So I spent about three years at Lowe's. That was based in Charlotte, North Carolina. Had an opportunity to, to join Microsoft as an experimentation program manager. That was on a contract basis. Um, and that was specific for the services of Xbox. So believe it or not, for the gamers out there, when you turn on your Xbox, you are immediately flighted into sometimes hundreds of tests that are running across that that ecosystem.

Of course, there's [00:03:00] xbox.com, and they have a mobile app as well. So all of those surfaces were prime real estate for running experiments. And then, uh, ab-about probably just about three years ago, I joined Ford Credit as an experimentation product specialist. And it's been great. You know, at every single stop, I've learned a tremendous amount and ideally have been able to bring those learnings from one organization to the next and really trying to grow the culture and, and the, um, the, the practice of experimentation.

So it's been a great ride.

Speaker 3: Yeah, that's terrific. And so now at, at Ford Credit you, you have kind of a central team and you're supporting maybe 12 different groups. Is that right?

Speaker: That's correct, yeah. We, uh, we internally call, call ourselves the AEV team. We're the analytics, experimentation, and data visualization team. And, you know, through, through tagging, through, um, test intakes, through Contentsquare ideation, uh, we, we really have a lot of fun little bells and whistles that we can pull and press [00:04:00] to help empower our customers, those are-- those being product managers, in discovering features, you know, thinking about their product roadmap through the lens of experiments, through the lens of data analyzation.

And it's been great, right? We, we kinda started early and found some small incremental, I don't wanna call them wins, but some you know, established kinda some foundations of what we can do and how we can help. And from there, it's really kinda taken off, and we've gotten a little bit more mature.

We've, we've kind of picked up our volume and, you know, really trying to, to help the organization make, it sounds very cliché, but data-backed decisions, right? Data-informed decisions. And I think we're starting to really kinda hit our stride a little bit. We've got-- we, we've, we've gone through some tech modernization.

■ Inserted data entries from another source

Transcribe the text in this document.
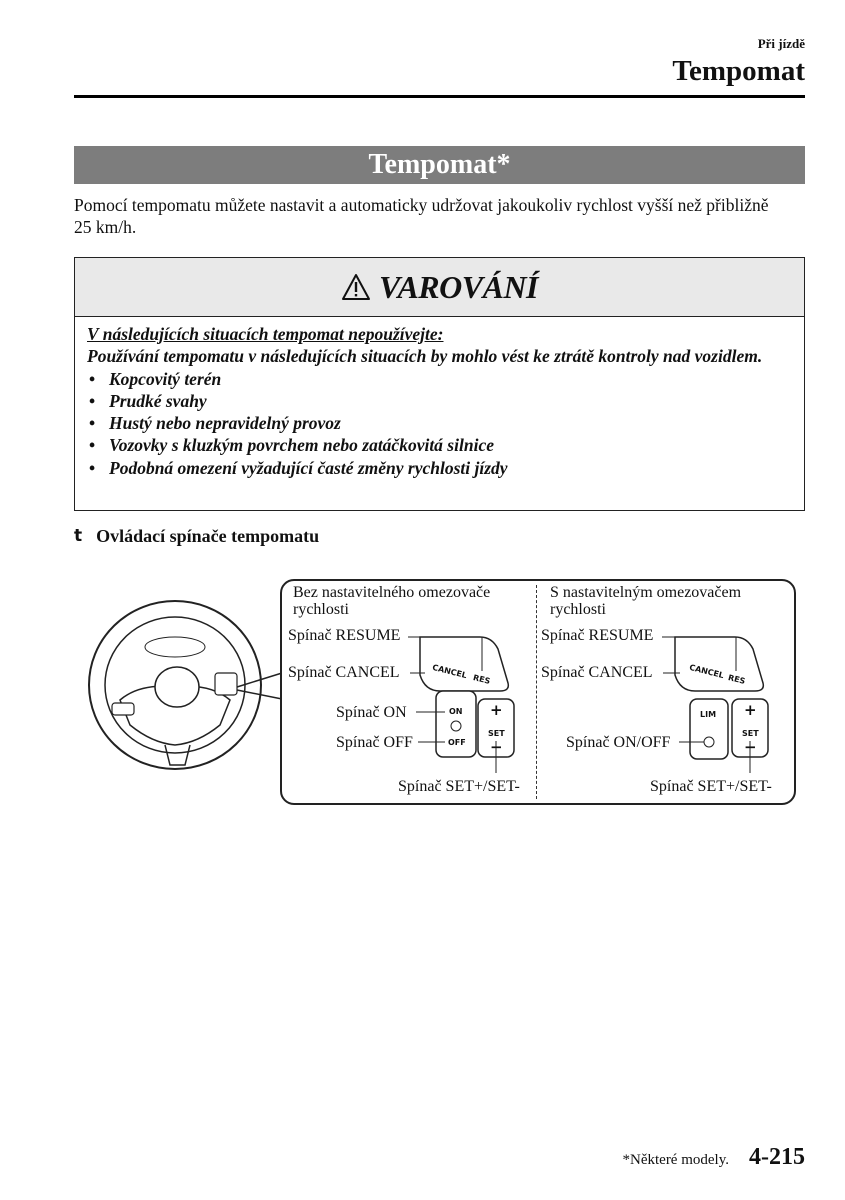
Při jízdě
Tempomat
Tempomat*

Pomocí tempomatu můžete nastavit a automaticky udržovat jakoukoliv rychlost vyšší než přibližně 25 km/h.

VAROVÁNÍ
V následujících situacích tempomat nepoužívejte:
Používání tempomatu v následujících situacích by mohlo vést ke ztrátě kontroly nad vozidlem.
• Kopcovitý terén
• Prudké svahy
• Hustý nebo nepravidelný provoz
• Vozovky s kluzkým povrchem nebo zatáčkovitá silnice
• Podobná omezení vyžadující časté změny rychlosti jízdy
t Ovládací spínače tempomatu
Bez nastavitelného omezovače rychlosti
Spínač RESUME
Spínač CANCEL
Spínač ON
Spínač OFF
Spínač SET+/SET-
CANCEL RES
ON
OFF
+
SET
−
S nastavitelným omezovačem rychlosti
Spínač RESUME
Spínač CANCEL
Spínač ON/OFF
Spínač SET+/SET-
CANCEL RES
LIM +
SET
−
*Některé modely. 4-215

We've kinda done, d-done a little bit of that. So now I feel like, you know, the back half of twenty twenty-six and getting into twenty twenty-seven, I anticipate, you know, [00:05:00] big things for, for Ford Credit and their digital product ecosystems.

Speaker 3: Yeah. One thing we should probably just explain to the listeners is that this is Ford Credit, you know, kind of the sister company to Ford Motor Company, and just talk a little bit about the relationship between those two.

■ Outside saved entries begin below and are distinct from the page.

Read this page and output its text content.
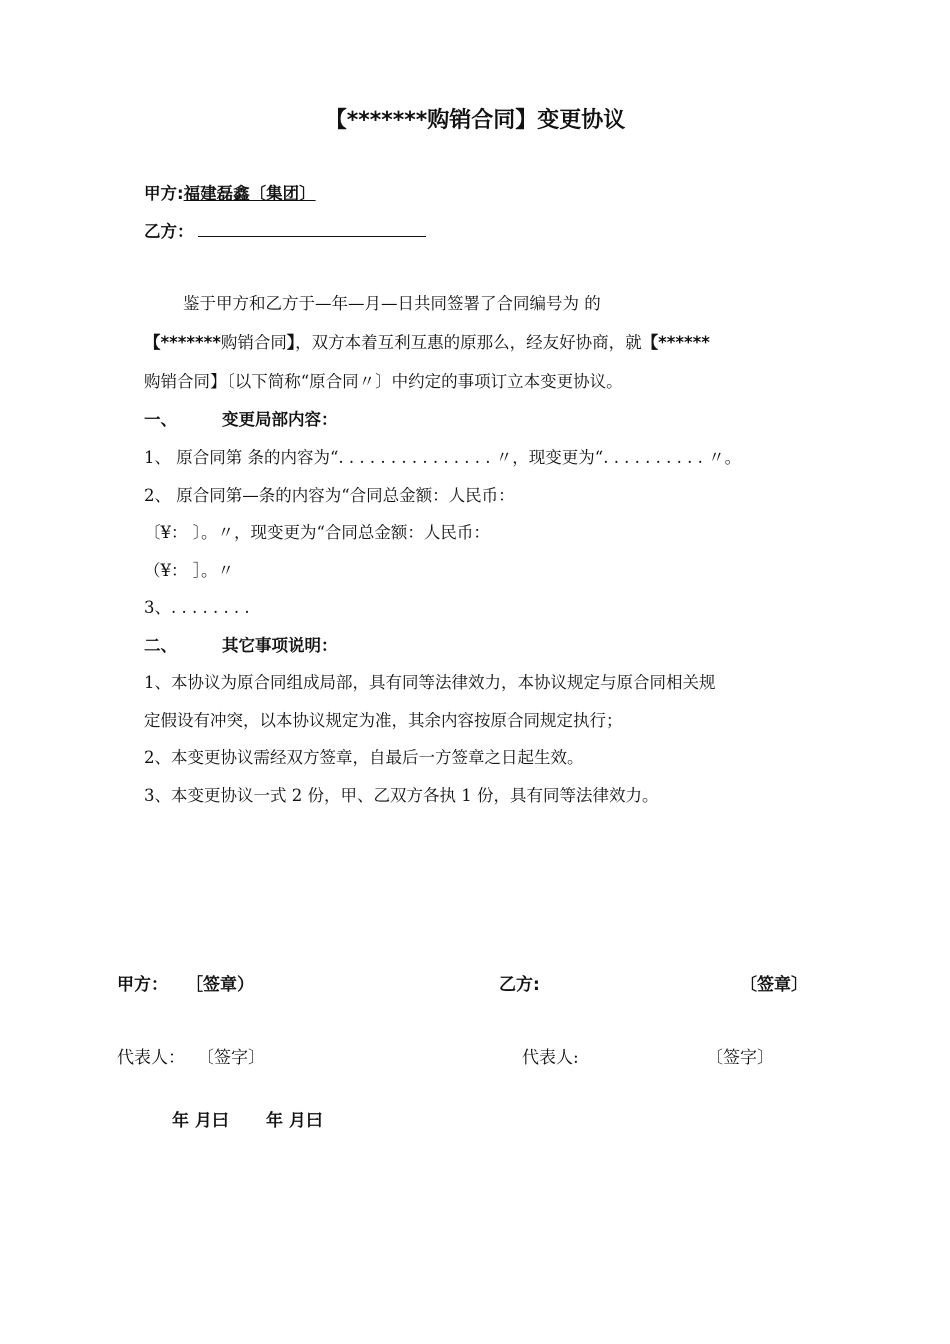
【*******购销合同】变更协议
甲方:福建磊鑫〔集团〕
乙方：
鉴于甲方和乙方于—年—月—日共同签署了合同编号为 的
【*******购销合同】，双方本着互利互惠的原那么，经友好协商，就【******
购销合同】〔以下简称“原合同〃〕中约定的事项订立本变更协议。
一、	变更局部内容：
1、 原合同第 条的内容为“. . . . . . . . . . . . . . . 〃，现变更为“. . . . . . . . . . 〃。
2、 原合同第—条的内容为“合同总金额：人民币：
〔¥： 〕。〃，现变更为“合同总金额：人民币：
（¥： ］。〃
3、. . . . . . . .
二、	其它事项说明：
1、本协议为原合同组成局部，具有同等法律效力，本协议规定与原合同相关规
定假设有冲突，以本协议规定为准，其余内容按原合同规定执行；
2、本变更协议需经双方签章，自最后一方签章之日起生效。
3、本变更协议一式 2 份，甲、乙双方各执 1 份，具有同等法律效力。
甲方： ［签章）	乙方:	〔签章〕
代表人： 〔签字〕	代表人:	〔签字〕
年 月曰 年 月曰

Speaker: Sure. Yeah. That's-- So Ford Credit is, is a captive lender of Ford Motor Company and our parent subsidiary or our, our parent Ford Motor Company based in Dearborn, Michigan. I'll be up there in a couple of weeks. Um, the, the, the goal of Ford Credit is to help customers finance their, their purchase or in some cases their lease of Ford and Lincoln vehicles and, and when customers do that with Ford Credit, it, it creates a kind of a symbiotic advantageous relationship between Ford Motor and Ford Credit.

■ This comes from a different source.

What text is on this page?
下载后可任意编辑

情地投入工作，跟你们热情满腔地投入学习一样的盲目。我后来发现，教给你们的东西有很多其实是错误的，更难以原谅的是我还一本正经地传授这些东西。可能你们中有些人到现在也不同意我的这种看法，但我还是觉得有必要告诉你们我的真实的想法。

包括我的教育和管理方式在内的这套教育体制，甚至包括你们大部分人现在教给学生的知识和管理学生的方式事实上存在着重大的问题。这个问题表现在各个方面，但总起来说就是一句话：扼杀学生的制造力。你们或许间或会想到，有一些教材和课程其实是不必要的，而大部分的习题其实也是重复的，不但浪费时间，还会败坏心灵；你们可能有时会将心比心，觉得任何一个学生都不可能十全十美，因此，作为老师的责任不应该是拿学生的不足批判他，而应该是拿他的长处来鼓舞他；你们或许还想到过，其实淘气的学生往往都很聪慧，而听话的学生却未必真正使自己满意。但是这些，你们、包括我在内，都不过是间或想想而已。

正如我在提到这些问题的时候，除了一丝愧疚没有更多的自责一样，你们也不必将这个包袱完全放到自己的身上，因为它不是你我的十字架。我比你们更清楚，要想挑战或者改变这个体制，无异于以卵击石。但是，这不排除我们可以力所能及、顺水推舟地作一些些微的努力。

A lot of times you will, you will see repeat customers. That's certainly an important thing is, is, y-you know, in the lifetime of a, of a [00:06:00] human, I think it's something like you wind up buying five or six cars, and in a l- a lot of times it could be with different lenders every single time. But if you're able to establish p-p-particularly early on, um, a good purchasing journey and, um, a, a, a financing agreement that works for the customer and for the business, the lifetime value of that customer, you know, exponentially increases over time.

So it's a really good symbiotic relationship. Most, most notably, you know, the big three auto manufacturers amongst others, right? General Motors, BMW, Mercedes, they all typically have some sort of captive lending, and so that's what Ford Credit is on behalf of Ford Motor Company.

Speaker 3: Yeah. Yeah, that makes a lot of sense. And, you know, would-- never really thought of it, but once you t- you, you bring it up, it makes a lot of sense that if you can have a great credit experience while you're buying the car, you're likely to be a more sticky customer. So that, that seems like focusing on the customer experience has gotta be incredibly important for [00:07:00] Ford Credit.

Speaker: It is. And, and really, you, you know, we want, we want the process to be as easy and as stress-free as possible. I think unfortunately in this day and age, um, the relationship between a, a prospective pur- car purchaser and the dealership sometimes is not a great one, right? I think sometimes you think of a dealership, you may think of a sleazy salesman.

And I, I'm sure some people have that experience. M-mine i-is not that, right? I've been fortunate to, you know, ha-have, have good experiences in that regard. So it really, it really incentivizes for the digital journey before a customer actually walks into a dealership, to arm them with as much information as possible so that they can have a somewhat seam-seamless purchasing opportunity.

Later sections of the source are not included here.